With four strokes of the executioner's sword, Saudi Arabia has achieved what generations of Turkey's secular propagandists could never quite induce among their Muslim population: a deep and widespread sense of revulsion against the idea of sharia, or Islamic law.

Day after day this week, the media have splashed gut-wrenching pictures of beheaded bodies to illustrate the execution, after several years on death-row, of four alleged Turkish drug-smugglers, two on 11 August and two on 14 August.

"It's so disgusting, I can't look. Surely this can't be Islam?" said a Turkish woman in a traditional Muslim headscarf as she read the news.

"Everybody's talking about it. I think the anger is a lot of things mixed together," said a woman travel executive, taking a break from a record tourist season that illustrates the pragmatism of Turkey's 60 million Muslims: the invasion has been led by fun-and-casino seekers from Israel.

The Turks have long nursed an ill-concealed dislike of Arabs, laced with suspicion of their southern neighbours after they betrayed the Ottoman Empire in alliance with the likes of Lawrence of Arabia.

Anger is also high at the hypocrisy of the Saudis for punishing mostly Turkish truck-drivers for transporting Captagon, a prescription stimulant in Europe that is widely consumed in the Gulf as an orgasm-delaying aphrodisiac.
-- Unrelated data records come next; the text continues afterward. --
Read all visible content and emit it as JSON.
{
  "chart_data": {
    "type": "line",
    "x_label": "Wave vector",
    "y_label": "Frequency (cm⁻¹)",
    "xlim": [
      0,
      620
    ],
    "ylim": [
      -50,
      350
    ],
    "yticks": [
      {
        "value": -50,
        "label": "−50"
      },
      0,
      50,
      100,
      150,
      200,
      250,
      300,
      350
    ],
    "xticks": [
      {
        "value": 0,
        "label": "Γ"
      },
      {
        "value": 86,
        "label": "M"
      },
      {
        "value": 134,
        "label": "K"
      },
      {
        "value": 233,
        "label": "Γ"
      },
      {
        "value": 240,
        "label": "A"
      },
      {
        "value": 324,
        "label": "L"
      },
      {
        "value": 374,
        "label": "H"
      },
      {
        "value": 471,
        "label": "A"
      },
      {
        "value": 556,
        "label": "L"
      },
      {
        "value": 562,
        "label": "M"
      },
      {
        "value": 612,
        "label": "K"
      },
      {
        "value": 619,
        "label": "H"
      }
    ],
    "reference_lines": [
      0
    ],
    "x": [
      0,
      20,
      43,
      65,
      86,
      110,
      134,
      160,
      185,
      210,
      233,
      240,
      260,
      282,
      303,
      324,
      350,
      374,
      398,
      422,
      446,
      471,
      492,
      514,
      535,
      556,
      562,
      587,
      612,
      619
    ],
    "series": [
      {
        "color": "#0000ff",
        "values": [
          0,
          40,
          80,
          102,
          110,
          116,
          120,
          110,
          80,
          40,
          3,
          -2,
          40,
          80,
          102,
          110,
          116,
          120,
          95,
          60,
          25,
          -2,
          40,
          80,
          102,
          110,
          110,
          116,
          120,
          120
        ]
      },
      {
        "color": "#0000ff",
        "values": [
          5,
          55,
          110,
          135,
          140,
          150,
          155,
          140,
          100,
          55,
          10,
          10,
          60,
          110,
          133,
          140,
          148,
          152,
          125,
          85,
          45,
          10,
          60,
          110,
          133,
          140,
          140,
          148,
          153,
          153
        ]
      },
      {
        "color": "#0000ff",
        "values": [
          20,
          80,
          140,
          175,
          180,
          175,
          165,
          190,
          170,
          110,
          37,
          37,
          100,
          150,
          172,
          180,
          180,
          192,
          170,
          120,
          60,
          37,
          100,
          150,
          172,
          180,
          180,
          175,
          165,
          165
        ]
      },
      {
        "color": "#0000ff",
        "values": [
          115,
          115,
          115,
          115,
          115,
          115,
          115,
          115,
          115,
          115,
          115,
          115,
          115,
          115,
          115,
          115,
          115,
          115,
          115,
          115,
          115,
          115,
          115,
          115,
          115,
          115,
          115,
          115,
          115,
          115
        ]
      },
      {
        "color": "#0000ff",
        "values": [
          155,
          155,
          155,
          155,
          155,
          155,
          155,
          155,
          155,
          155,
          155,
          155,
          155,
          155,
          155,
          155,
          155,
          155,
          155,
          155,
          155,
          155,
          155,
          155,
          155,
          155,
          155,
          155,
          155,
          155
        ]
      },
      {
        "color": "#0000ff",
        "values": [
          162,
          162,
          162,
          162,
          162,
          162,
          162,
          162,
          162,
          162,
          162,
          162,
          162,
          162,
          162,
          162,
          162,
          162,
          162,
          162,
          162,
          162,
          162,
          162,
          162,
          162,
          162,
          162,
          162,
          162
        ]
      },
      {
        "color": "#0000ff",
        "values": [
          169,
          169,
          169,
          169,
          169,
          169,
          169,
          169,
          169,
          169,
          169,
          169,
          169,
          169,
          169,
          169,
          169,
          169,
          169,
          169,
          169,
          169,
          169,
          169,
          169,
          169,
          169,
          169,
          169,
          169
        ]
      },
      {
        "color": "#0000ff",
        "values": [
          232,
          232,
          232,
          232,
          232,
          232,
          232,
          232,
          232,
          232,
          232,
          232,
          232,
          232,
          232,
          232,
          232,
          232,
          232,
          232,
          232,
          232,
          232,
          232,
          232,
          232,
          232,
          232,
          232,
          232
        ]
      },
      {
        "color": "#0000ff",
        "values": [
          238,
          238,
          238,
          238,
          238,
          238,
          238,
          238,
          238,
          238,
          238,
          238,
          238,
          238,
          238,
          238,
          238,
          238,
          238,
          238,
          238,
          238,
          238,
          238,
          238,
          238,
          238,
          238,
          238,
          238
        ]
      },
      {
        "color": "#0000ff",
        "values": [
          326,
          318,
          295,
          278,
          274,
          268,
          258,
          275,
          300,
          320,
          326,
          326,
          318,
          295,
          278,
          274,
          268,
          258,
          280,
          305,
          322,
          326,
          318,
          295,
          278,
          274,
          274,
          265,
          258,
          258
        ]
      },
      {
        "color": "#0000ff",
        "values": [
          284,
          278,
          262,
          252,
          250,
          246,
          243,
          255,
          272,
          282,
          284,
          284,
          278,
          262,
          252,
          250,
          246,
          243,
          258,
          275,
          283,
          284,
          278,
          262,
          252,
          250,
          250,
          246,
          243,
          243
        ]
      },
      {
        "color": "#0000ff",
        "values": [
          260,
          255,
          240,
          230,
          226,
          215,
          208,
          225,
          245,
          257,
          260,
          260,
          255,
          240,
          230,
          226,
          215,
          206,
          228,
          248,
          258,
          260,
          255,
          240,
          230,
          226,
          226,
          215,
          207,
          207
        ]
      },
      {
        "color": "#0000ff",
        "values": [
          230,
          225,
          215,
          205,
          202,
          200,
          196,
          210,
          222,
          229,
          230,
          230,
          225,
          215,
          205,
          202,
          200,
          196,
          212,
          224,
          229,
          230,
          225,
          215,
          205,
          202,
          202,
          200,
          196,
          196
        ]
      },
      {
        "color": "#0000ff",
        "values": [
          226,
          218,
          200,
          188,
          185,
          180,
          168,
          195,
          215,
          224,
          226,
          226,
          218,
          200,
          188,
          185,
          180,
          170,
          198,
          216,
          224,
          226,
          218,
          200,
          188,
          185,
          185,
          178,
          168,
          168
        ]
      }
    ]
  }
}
Turkish outrage may have encouraged the Saudis to stay their hand yesterday during the traditional execution time after Friday prayers: a Pakistani was killed instead. An envoy sent by the Turkish government to Riyadh is being hosted by the Saudis in a guest house as he waits for an audience with the King to try to save 40 other Turks who risk execution. Turkey has also spoken of extending their ambassador's home leave or even recalling him in protest. The Saudis have not put down their swords, however, and are sticking to a vision of Islam much more fundamentalist than that of the Islamic Republic of Iran.

Officials say that convictions for drug-smuggling - like rape, murder and violent robbery - carry the widely advertised and mandatory death- penalty.
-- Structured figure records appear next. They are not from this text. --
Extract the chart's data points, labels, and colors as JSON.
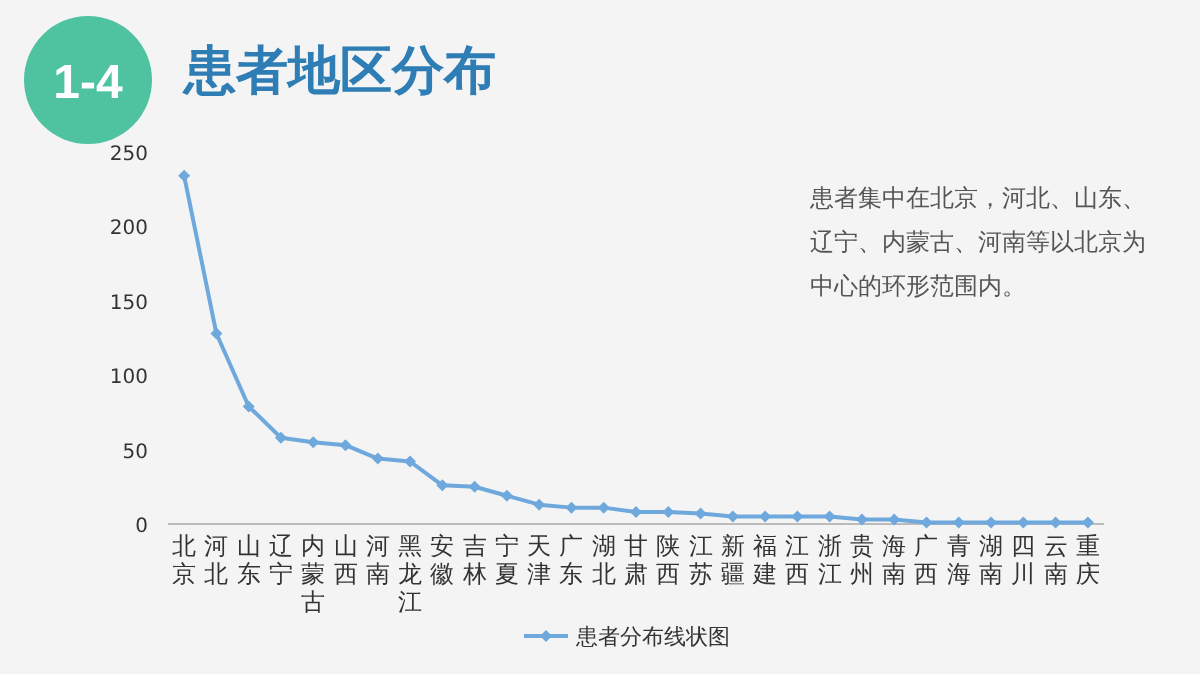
{
  "chart_data": {
    "type": "line",
    "title": "患者地区分布",
    "categories": [
      "北京",
      "河北",
      "山东",
      "辽宁",
      "内蒙古",
      "山西",
      "河南",
      "黑龙江",
      "安徽",
      "吉林",
      "宁夏",
      "天津",
      "广东",
      "湖北",
      "甘肃",
      "陕西",
      "江苏",
      "新疆",
      "福建",
      "江西",
      "浙江",
      "贵州",
      "海南",
      "广西",
      "青海",
      "湖南",
      "四川",
      "云南",
      "重庆"
    ],
    "series": [
      {
        "name": "患者分布线状图",
        "color": "#6ea8dc",
        "values": [
          234,
          128,
          79,
          58,
          55,
          53,
          44,
          42,
          26,
          25,
          19,
          13,
          11,
          11,
          8,
          8,
          7,
          5,
          5,
          5,
          5,
          3,
          3,
          1,
          1,
          1,
          1,
          1,
          1
        ]
      }
    ],
    "ylim": [
      0,
      250
    ],
    "yticks": [
      0,
      50,
      100,
      150,
      200,
      250
    ],
    "annotations": [
      "1-4",
      "患者集中在北京，河北、山东、辽宁、内蒙古、河南等以北京为中心的环形范围内。"
    ],
    "legend": "bottom",
    "marker": "diamond"
  }
}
Saudi Arabia's newspapers said in chorus yesterday that, in the words of Al-Riyadh, "this country will continue to implement Islamic sharia regardless of anything''.

Westerners may characterise Islam as a religion of chopped hands and heads, but most Turks feel shock at the idea of killing anybody for a non-violent crime in the name of Islam. "My Islam is about love, about mercy," shouted the leader of a protest march to the Saudi Embassy in Ankara.

Columnists have insisted on Turkey's pragmatic vision of an Islam that adapts to modern thoughts and trends.

Complicating matters are Turkish suspicions that the Saudis started executing Turks because Pakistan had complained that only Pakistanis were being killed.

Amnesty International says Saudi Arabia has executed 142 people this year, nearly three times last year's total, mostly alleged drug-smugglers.

Also interesting will be the impact of the executions on Turkey's domestic politics, which faces a wide-open general election next year. Recent opinion polls have been led by the Welfare Party, which, backed by Saudi Arabia, has skilfully won Turkish voters by stressing its Islamic identity without ever defining exactly where it stands on executions or Islamic law.

Officials from Welfare's Islamist wing have kept quiet, while its liberal wing has publicly criticised the Saudis.

The Welfare Party leader, Necmettin Erbakan, usually quick enough to fly to Saudi Arabia, has squirmed with political embarrassment.